Digitization of scanned receipts aims to extract text from receipt images and save it into structured documents. This is usually split into two sub-tasks: text localization and optical character recognition (OCR). Most existing OCR models only focus on the cropped text instance images, which require the bounding box information provided by a text region detection model. Introducing an additional detector to identify the text instance images in advance adds complexity, however instance-level OCR models have very low accuracy when processing the whole image for the document-level OCR, such as receipt images containing multiple text lines arranged in various layouts. To this end, we propose a localization-free document-level OCR model for transcribing all the characters in a receipt image into an ordered sequence end-to-end. Specifically, we finetune the pretrained instance-level model TrOCR with randomly cropped image chunks, and gradually increase the image chunk size to generalize the recognition ability from instance images to full-page images.

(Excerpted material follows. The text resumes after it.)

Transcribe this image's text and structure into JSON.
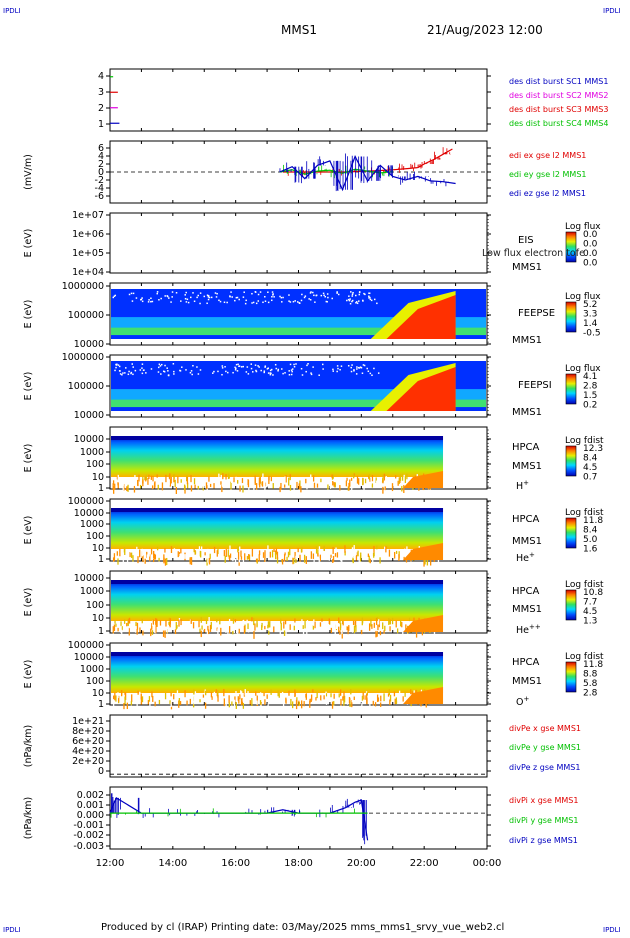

In our experiments on the SROIE receipt OCR dataset, the model finetuned with our strategy achieved 64.4 F1-score and a 22.8% character error rate (CER), respectively, which outperforms the baseline results with 48.5 F1-score and 50.6% CER. The best model, which splits the full image into 15 equally sized chunks, gives 87.8 F1-score and 4.98% CER with minimal additional pre or post-processing of the output. Moreover, the characters in the generated document-level sequences are arranged in the reading order, which is practical for real-world applications.